Trent Boult
Source: ICC website

The news of Trent Boult not signing the new central contract for New Zealand perhaps signals the beginning of an era where the freelancers might be the new normal of Cricket. It signals the coming of an age where the game has started to tilt towards the franchise model. Does it pose a challenge to International Cricket hence the sport itself?

Wednesday Morning was a shocker for some cricket fans while for some it was new norm, which should be accepted by all the countries. The news of Trent Boult not willing to sign central contract for New Zealand’s National team dominated sports pages.

Boult, 33 has been in discussion with New Zealand cricket administrators for his future and decided that he would not be signing the new central contract offered to the players. A strange, perhaps stunning call ultimately accepted by the board in a manner most stunning to the fan who thought that the administrators would desire Boult to commit himself to Kiwi cricket as he so dutifully has (all these years).
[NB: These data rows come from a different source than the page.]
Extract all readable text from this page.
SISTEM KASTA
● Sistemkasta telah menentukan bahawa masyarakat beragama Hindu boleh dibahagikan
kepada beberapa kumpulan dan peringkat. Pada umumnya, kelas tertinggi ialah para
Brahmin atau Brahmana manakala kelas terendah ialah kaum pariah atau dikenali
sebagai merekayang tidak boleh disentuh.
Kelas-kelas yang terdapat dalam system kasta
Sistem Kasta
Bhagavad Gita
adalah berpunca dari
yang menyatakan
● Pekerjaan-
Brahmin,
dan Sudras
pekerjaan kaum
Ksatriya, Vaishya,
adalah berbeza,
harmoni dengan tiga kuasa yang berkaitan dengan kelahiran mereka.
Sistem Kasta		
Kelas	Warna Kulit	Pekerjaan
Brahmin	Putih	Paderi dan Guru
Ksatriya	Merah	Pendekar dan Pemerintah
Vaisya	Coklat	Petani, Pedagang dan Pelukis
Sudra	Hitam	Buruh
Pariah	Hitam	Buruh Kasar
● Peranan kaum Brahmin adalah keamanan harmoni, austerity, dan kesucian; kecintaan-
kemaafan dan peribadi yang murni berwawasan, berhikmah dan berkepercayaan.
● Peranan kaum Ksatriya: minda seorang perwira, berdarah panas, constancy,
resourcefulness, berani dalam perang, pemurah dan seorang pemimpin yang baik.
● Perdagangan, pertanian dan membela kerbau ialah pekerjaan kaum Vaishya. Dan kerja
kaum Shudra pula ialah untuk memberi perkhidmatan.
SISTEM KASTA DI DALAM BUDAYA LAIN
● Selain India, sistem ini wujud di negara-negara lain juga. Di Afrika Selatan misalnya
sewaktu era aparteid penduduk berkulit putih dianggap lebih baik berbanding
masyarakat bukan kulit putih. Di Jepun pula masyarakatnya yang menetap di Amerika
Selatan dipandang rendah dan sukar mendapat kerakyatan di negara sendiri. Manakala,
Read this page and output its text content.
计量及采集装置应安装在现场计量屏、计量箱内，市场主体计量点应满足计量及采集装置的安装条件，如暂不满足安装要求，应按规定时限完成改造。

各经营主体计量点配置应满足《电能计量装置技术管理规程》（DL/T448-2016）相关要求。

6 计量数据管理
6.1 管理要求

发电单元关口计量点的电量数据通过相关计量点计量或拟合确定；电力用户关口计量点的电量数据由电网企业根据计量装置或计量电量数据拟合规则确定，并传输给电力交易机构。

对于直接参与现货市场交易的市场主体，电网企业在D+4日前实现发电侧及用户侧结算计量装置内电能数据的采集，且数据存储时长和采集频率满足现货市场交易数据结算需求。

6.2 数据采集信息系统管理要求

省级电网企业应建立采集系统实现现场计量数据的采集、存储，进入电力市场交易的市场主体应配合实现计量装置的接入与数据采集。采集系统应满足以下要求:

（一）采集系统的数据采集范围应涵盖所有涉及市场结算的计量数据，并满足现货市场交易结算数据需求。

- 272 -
The decision meant that while Trent Boult is still available for New Zealand National cricket team, but he can pick and choose when and which format to play.

On the other hand, it also means that he has diminished his chances of playing for New Zealand as his board has clearly stated that players with a central contract will be preferred for the national side. Boult has played 78 Tests and have taken 317 wickets.

But there’s more to the leanly built cricketer who’s a giant of New Zealand cricket.

Trent Boult has been part of the team that won World Test Championship 2021. He has been a runner up in limited over World Cups thrice. For over a decade, we’ve seen Trent Boult commit himself to New Zealand cricket. And yet, here we are. At 33, the left-armer with rocket pace has realized that he might be left only with handful of years as a cricketer and maybe, that’s why the call. You can call it uncanny. But, it seems to be the prime reason Trent Boult decided to shift his priorities to secure financial future for his family.

Boult is part of the generation of players who have set their priorities clear. It all started with the Indian Cricket League (ICL) being founded in 2007 by Indian Media Tycoon Subhash Chandra who was wrongly denounced Broadcasting contract by the BCCI few years back. It saw number of players giving up national duties and joining the league, the BCCI and ICC has to take stern decisions by banning the players. In 2008, BCCI started its own T20 League only to counter ICL. The decision luckily proved masterstroke and Indian Premier League (IPL) became huge hit. The biggest impact was on West Indies Cricket whose home season collided with the league.

Players like Chris Gayle took the decision to prefer franchise cricket over international cricket thereby laying the markers for many others. It was also the shift of the priorities of the players who before that wanted to play for national team, play 100 Tests, score 5-10 thousand runs or take 200-400 Wickets.

Since then, almost every country has started big or small domestic leagues where players from different countries participate, the result has been the congestion of International Calendar. In an era when teams have started playing lest Tests, minimal ODIs, the fixtures have been unbearable is because the majority of the time is taken by the T20 Internationals and the T20 Leagues. The blame though goes on 50 over cricket and efforts have been made to abolish it as early as possible.

The decision of Trent Boult might take things to the next level where the Central Contract system (brought in 1994 by Australian Cricket Board and then followed by others) would become less useful for the players as they might prefer playing it as freelancers. It would also mean huge challenges for the countries to play Test Cricket which in years to come may slowly and steadily be out of favor among the players. This also means a big task lies ahead for the International Cricket Council (ICC) whose role is to act as guardian of the game and ensure that it reaches to more and more countries.

In times to come, it could well be that all-format cricketers will became rare breed. A haunting realit that may come true sooner than one expected, this being an era of intense, bloated cricketing calendars and growing franchise cricket.

It’s a new world out there as clichés direct. But then, it is amid these changing times that a new world order awaits Cricket to accept it.

And while there’s much to gain for the cricketers and sponsors and franchises, there may not be much in it for the traditionalist; the fan who’s still unable to accept the looming reality that stares him blankly in the eye. That maybe all that’s going on in the name of cricket isn’t cricket after all but resembles it in a way.